Digagas oleh Tim Kampanye Anies Baswedan (yang kemudian menjadi TGUPP) menjelang kampanye Pilgub DKI Jakarta 2016 lalu, namun hingga kini tidak pernah dilaksanakan karena memang TIDAK MUNGKIN UNTUK DILAKSANAKAN!
Politik praktis (Pilgub DKI Jakarta 2016 lalu) ternyata telah membuat warga masyarakat dan pemimpinnya keliru memahami makna kata "Normalisasi" dan "Naturalisasi"

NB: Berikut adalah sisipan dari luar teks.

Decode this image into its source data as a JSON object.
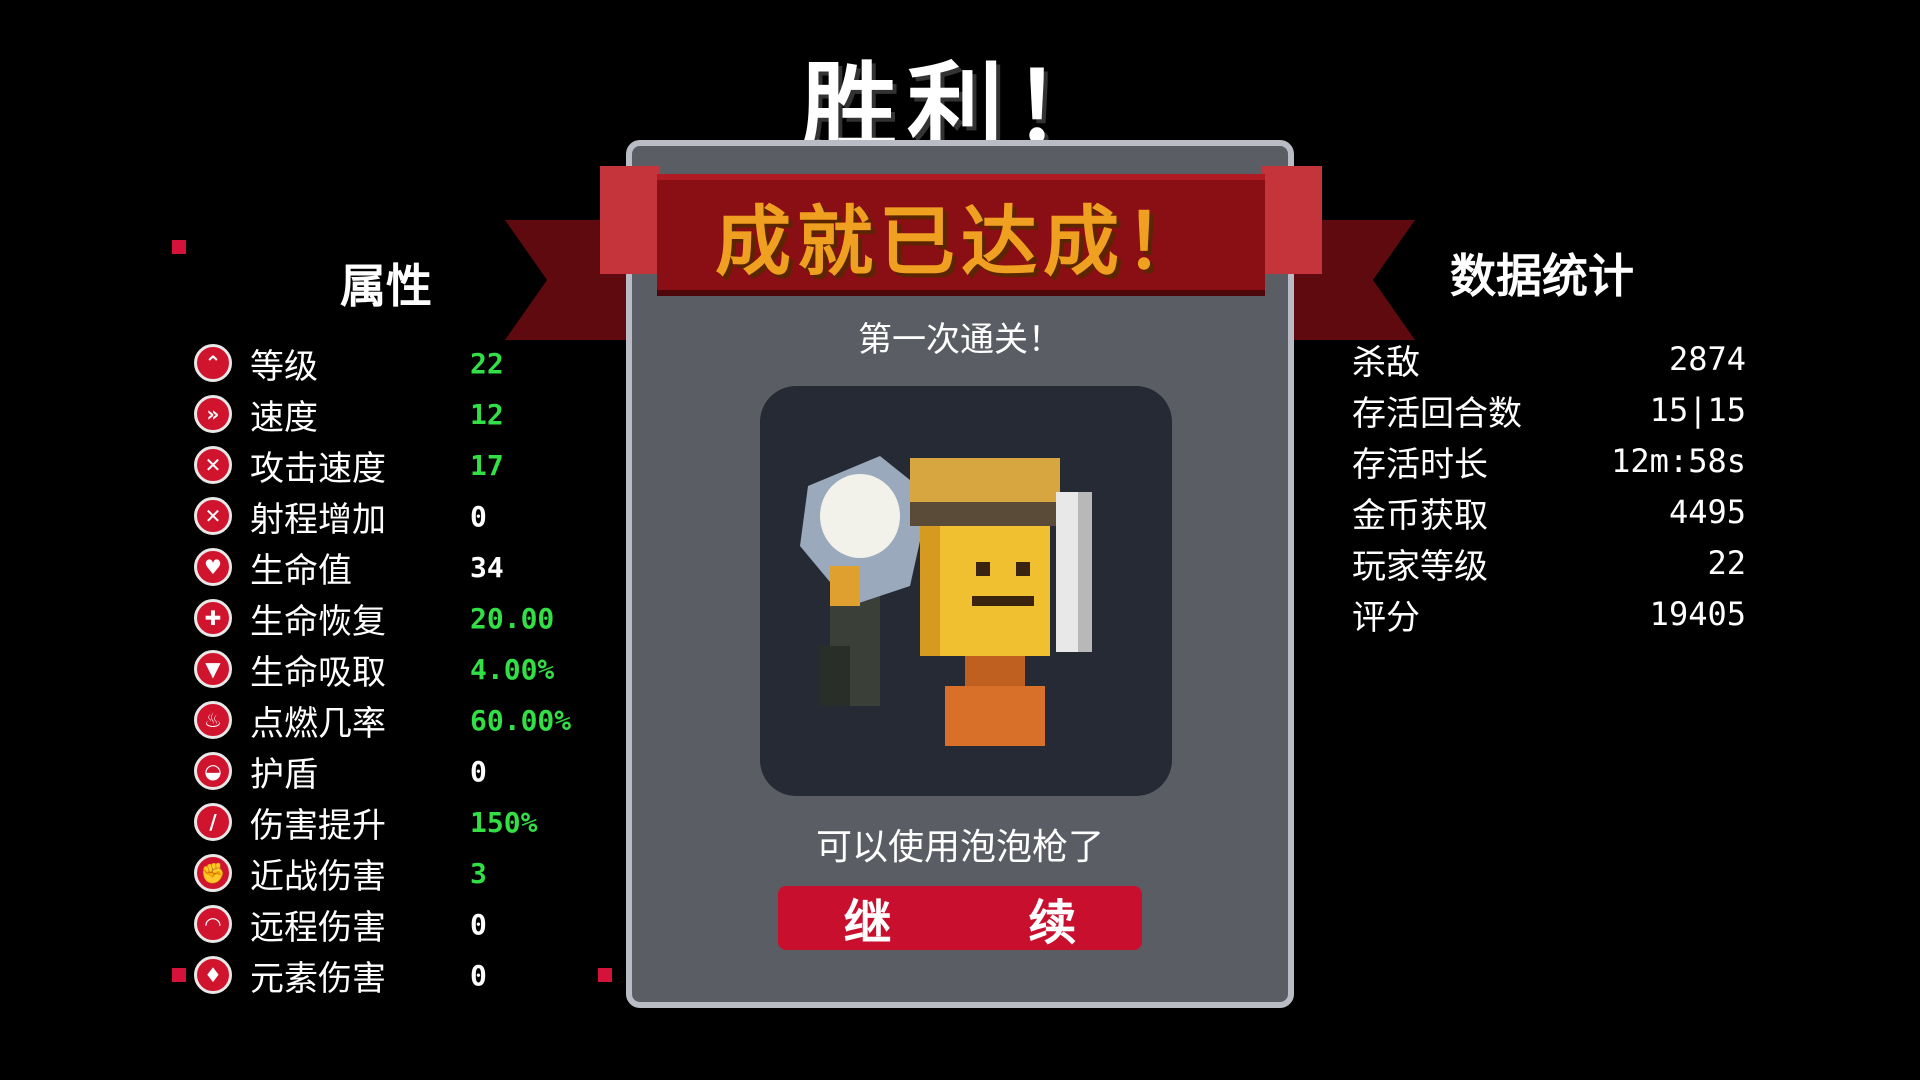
{
  "title": "胜利！",
  "banner": "成就已达成！",
  "achievement": {
    "subtitle": "第一次通关！",
    "description": "可以使用泡泡枪了",
    "continue_label": "继 续"
  },
  "attributes": {
    "title": "属性",
    "items": [
      {
        "label": "等级",
        "value": "22",
        "icon": "level-icon"
      },
      {
        "label": "速度",
        "value": "12",
        "icon": "speed-icon"
      },
      {
        "label": "攻击速度",
        "value": "17",
        "icon": "attack-speed-icon"
      },
      {
        "label": "射程增加",
        "value": "0",
        "icon": "range-icon"
      },
      {
        "label": "生命值",
        "value": "34",
        "icon": "heart-icon"
      },
      {
        "label": "生命恢复",
        "value": "20.00",
        "icon": "regen-icon"
      },
      {
        "label": "生命吸取",
        "value": "4.00%",
        "icon": "lifesteal-icon"
      },
      {
        "label": "点燃几率",
        "value": "60.00%",
        "icon": "ignite-icon"
      },
      {
        "label": "护盾",
        "value": "0",
        "icon": "shield-icon"
      },
      {
        "label": "伤害提升",
        "value": "150%",
        "icon": "damage-icon"
      },
      {
        "label": "近战伤害",
        "value": "3",
        "icon": "melee-icon"
      },
      {
        "label": "远程伤害",
        "value": "0",
        "icon": "ranged-icon"
      },
      {
        "label": "元素伤害",
        "value": "0",
        "icon": "elemental-icon"
      }
    ]
  },
  "statistics": {
    "title": "数据统计",
    "items": [
      {
        "label": "杀敌",
        "value": "2874"
      },
      {
        "label": "存活回合数",
        "value": "15|15"
      },
      {
        "label": "存活时长",
        "value": "12m:58s"
      },
      {
        "label": "金币获取",
        "value": "4495"
      },
      {
        "label": "玩家等级",
        "value": "22"
      },
      {
        "label": "评分",
        "value": "19405"
      }
    ]
  },
  "colors": {
    "positive": "#32e046",
    "neutral": "#ffffff",
    "accent_red": "#c8102e",
    "banner_text": "#f0a020"
  }
}
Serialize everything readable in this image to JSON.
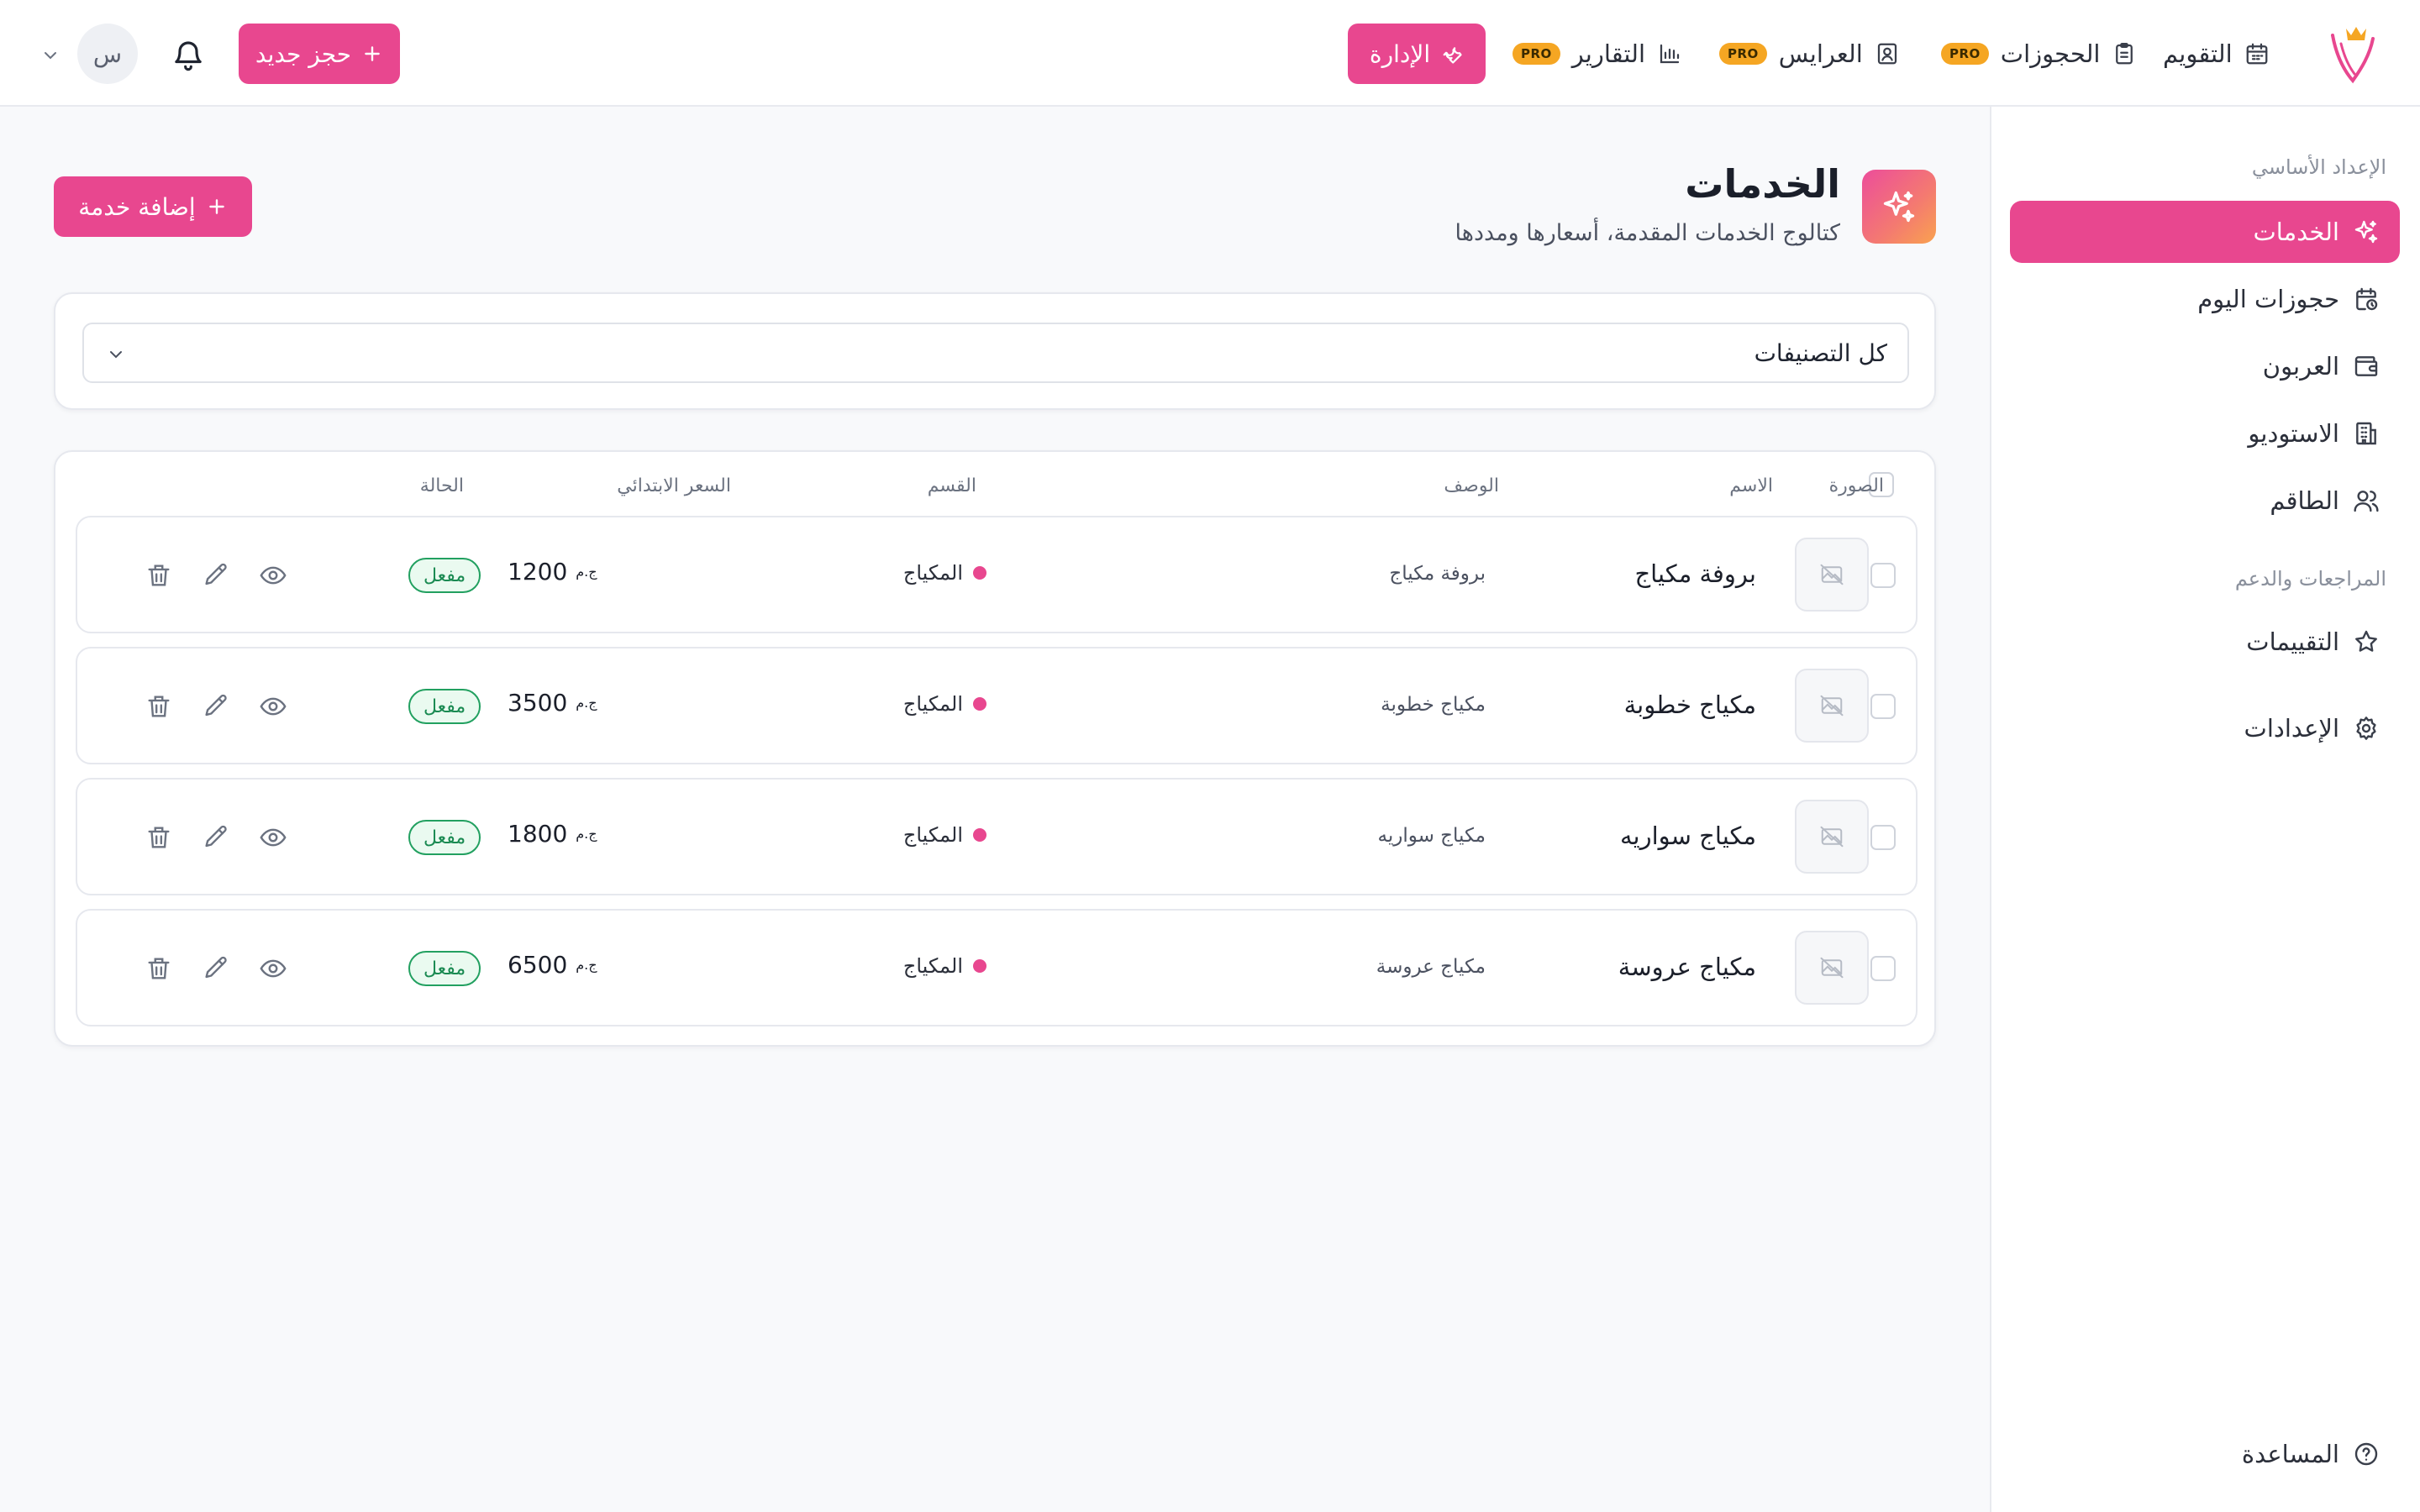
{
  "topbar": {
    "nav": [
      {
        "label": "التقويم",
        "icon": "calendar-icon"
      },
      {
        "label": "الحجوزات",
        "icon": "clipboard-icon",
        "badge": "PRO"
      },
      {
        "label": "العرايس",
        "icon": "contact-badge-icon",
        "badge": "PRO"
      },
      {
        "label": "التقارير",
        "icon": "bar-chart-icon",
        "badge": "PRO"
      }
    ],
    "admin_label": "الإدارة",
    "new_booking_label": "حجز جديد",
    "avatar_initial": "س"
  },
  "sidebar": {
    "section_basic": "الإعداد الأساسي",
    "items_basic": [
      {
        "label": "الخدمات",
        "icon": "sparkles-icon",
        "active": true
      },
      {
        "label": "حجوزات اليوم",
        "icon": "calendar-clock-icon"
      },
      {
        "label": "العربون",
        "icon": "wallet-icon"
      },
      {
        "label": "الاستوديو",
        "icon": "building-icon"
      },
      {
        "label": "الطاقم",
        "icon": "users-icon"
      }
    ],
    "section_reviews": "المراجعات والدعم",
    "items_reviews": [
      {
        "label": "التقييمات",
        "icon": "star-icon"
      }
    ],
    "settings_label": "الإعدادات",
    "help_label": "المساعدة"
  },
  "page": {
    "title": "الخدمات",
    "subtitle": "كتالوج الخدمات المقدمة، أسعارها ومددها",
    "add_service_label": "إضافة خدمة"
  },
  "filter": {
    "category_value": "كل التصنيفات"
  },
  "table": {
    "headers": {
      "image": "الصورة",
      "name": "الاسم",
      "description": "الوصف",
      "category": "القسم",
      "start_price": "السعر الابتدائي",
      "status": "الحالة"
    },
    "currency_symbol": "ج.م",
    "rows": [
      {
        "name": "بروفة مكياج",
        "description": "بروفة مكياج",
        "category": "المكياج",
        "price": "1200",
        "status": "مفعل"
      },
      {
        "name": "مكياج خطوبة",
        "description": "مكياج خطوبة",
        "category": "المكياج",
        "price": "3500",
        "status": "مفعل"
      },
      {
        "name": "مكياج سواريه",
        "description": "مكياج سواريه",
        "category": "المكياج",
        "price": "1800",
        "status": "مفعل"
      },
      {
        "name": "مكياج عروسة",
        "description": "مكياج عروسة",
        "category": "المكياج",
        "price": "6500",
        "status": "مفعل"
      }
    ]
  },
  "colors": {
    "accent": "#e8478f",
    "pro_badge": "#f5a623",
    "status_active": "#1a8a52"
  }
}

Politisasi sungai dan bantaran kali oleh "kaum awam" kemudian membuat para insinyiur Teknik Sipil dan Teknik Lingkungan "mati gaya".
Pergub DKI Jakarta No. 31 Tahun 2019 tentang Pembangunan dan Revitalisasi Prasarana Sumber Daya Air secara Terpadu dengan Konsep Naturalisasi justru semakin melengkapi kebingungan mereka itu.
Terbukti kemudian, sejak digagas empat tahun lalu, Anies belum juga mengeluarkan Petunjuk Teknis Pelaksanaan Naturalisasi Sungai-sungai di DKI Jakarta. Kalau Juknis (Petunjuk Teknis) tidak ada, ya tentu saja pelaksanaanya tidak akan pernah ada!
Sialnya lagi media, termasuk media-media utama (disengaja atau tidak) turut memperparah situasi "gagal paham" ini untuk semakin menjerumuskan nalar masyarakat.
Supaya kita tidak terjerumus kedalam kubang kebingungan yang lebih dalam, ada baiknya kita pahami dulu makna kata "Normalisasi" dan "Naturalisasi" dalam konsep Pengendalian Banjir Jakarta ini.
"Politisasi sungai" rupanya telah menempatkan kata "Normalisasi" sebagai "identitas Ahok." Padahal normalisasi sungai sudah dilakukan Pemerintah Hindia Belanda jauh sebelum kakek Ahok lahir.
Normalisasi (Ahok) adalah penggusuran rakyat jelata dari bantaran kali. Normalisasi (Ahok) adalah pelurusan sungai (membuat aliran lebih cepat), pemasangan turap beton dan membuat warga terusir dari sungainya.